One of the keys to being a good writer is to be a good reader. It is important for writers to read a variety of authors and genres. To that end, before embarking on any story writing unit, I ask my class to read variety of short stories. I select several grade-appropriate short stories which exemplify the genre or style in which we are writing. We read some of the selected stories aloud as a class. Prior to reading, we go over the elements of a story: plot, setting, antagonist, protagonist, mood, and dialogue. I post a list of these elements where everyone can see it. As we read the story together, learners raise their hands when they hear each of the story elements. At the end of the narrative, the kids recall examples from the story for each of the story elements listed on the board. I recommend repeating this process with three short stories. Next, divide the class into groups, hand out a worksheet with a list of the story elements, provide a fourth short story, and ask each group to work together to read the story and identify the story elements. These exercises will provide a strong foundation for writing a short story.

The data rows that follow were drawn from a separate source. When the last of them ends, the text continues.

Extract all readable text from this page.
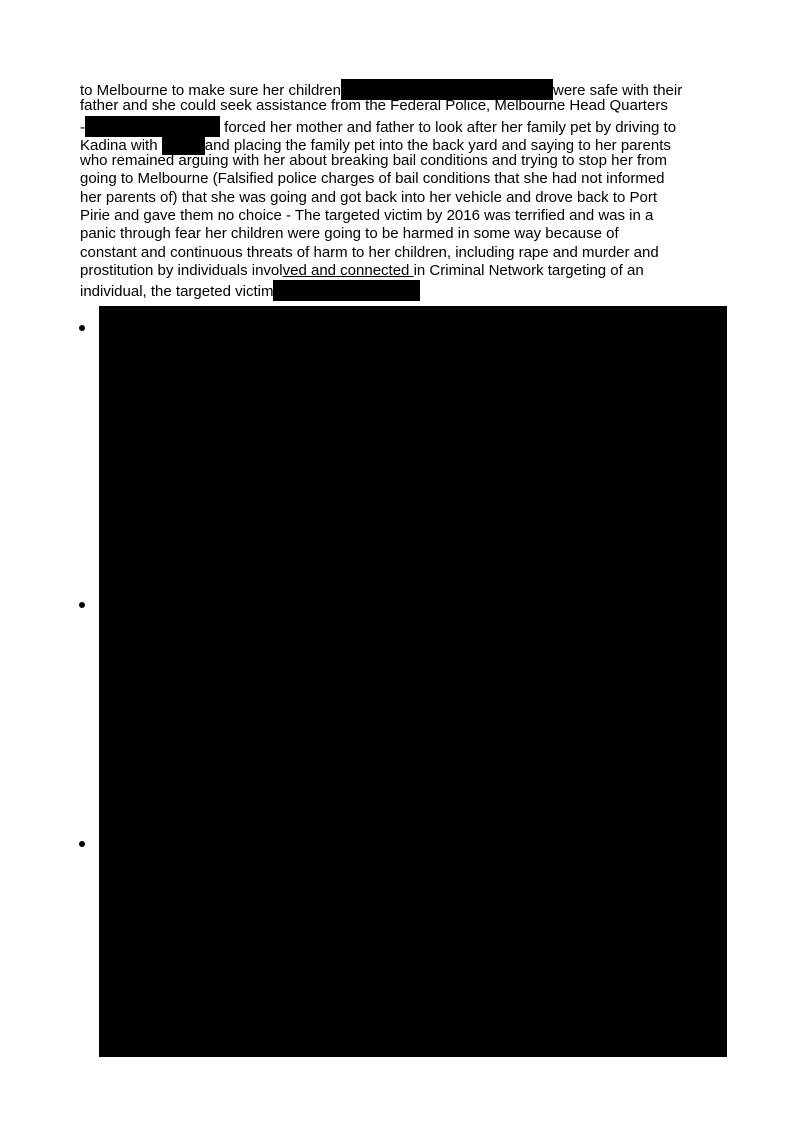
to Melbourne to make sure her children	were safe with their
father and she could seek assistance from the Federal Police, Melbourne Head Quarters
-	forced her mother and father to look after her family pet by driving to
Kadina with	and placing the family pet into the back yard and saying to her parents
who remained arguing with her about breaking bail conditions and trying to stop her from
going to Melbourne (Falsified police charges of bail conditions that she had not informed
her parents of) that she was going and got back into her vehicle and drove back to Port
Pirie and gave them no choice - The targeted victim by 2016 was terrified and was in a
panic through fear her children were going to be harmed in some way because of
constant and continuous threats of harm to her children, including rape and murder and
prostitution by individuals involved and connected in Criminal Network targeting of an
individual, the targeted victim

A Good Writer Understands the Writing Process

Aside from reading great stories, there are a few things I like to do to make the writing process easy for my class. For younger kids, I usually color code each step we will undertake as we write our short stories. I label the steps: brainstorm, first draft, edit, revise, and final draft. Then each step is assigned a color. Using the appropriate colored tag board, I list the steps a writer must complete in each phase, and hang these lists on the wall to help my writers visualize where they are in the writing process. Next, I get five large envelopes marked with correlating colors for each child and staple them together so they can hang down under the child’s name on the class writing board. The kids label their envelopes with the step that belongs with that color. They write the word brainstorming in blue on the first envelope, drafting in red on the second, editing in yellow on the third, revising in purple on the fourth, and final in green on the fifth.

The great thing about this system is that it can be used for any writing project the class undertakes. Whether we are writing historical narratives, or compare/contrast essays, this folder system is an efficient, visual tool to aid our writing efforts. In addition, the folder system is beneficial for me, the teacher. I can see where each student is in the process; who is falling behind, and who is rushing ahead. This means I can provide immediate feedback to nudge my writers to work more carefully, quickly, or efficiently.  

A Good Writer Takes Advantage of Practice Opportunities

Modeling is one of the best ways to teach kids how to write. Consequently, I like to have my pupils work together as a class to write a story. Personal narratives seem to be the simplest genre for the first class story. Modeling means that I use myself as the example, so I offer three ideas for my personal narrative. As a class, we work together to choose which one would be the best choice to write about and why. Then we go through our color-coded writing steps as I expound upon the event that is the focus of my personal narrative. Tip: Unbeknownst to my pupils, I usually have a narrative written out ahead of time, that way the steps of the process flow more quickly, and I can manipulate the overall outcome of our “class” story.

Now that your budding authors have read short stories, followed a process to write a short story, and worked collaboratively to write a personal narrative, they are equipped and inspired to write whatever their hearts desire. Whether they prefer to write personal narratives, ghost stories, historical fiction, or prose, your students can confidently put their thoughts into words.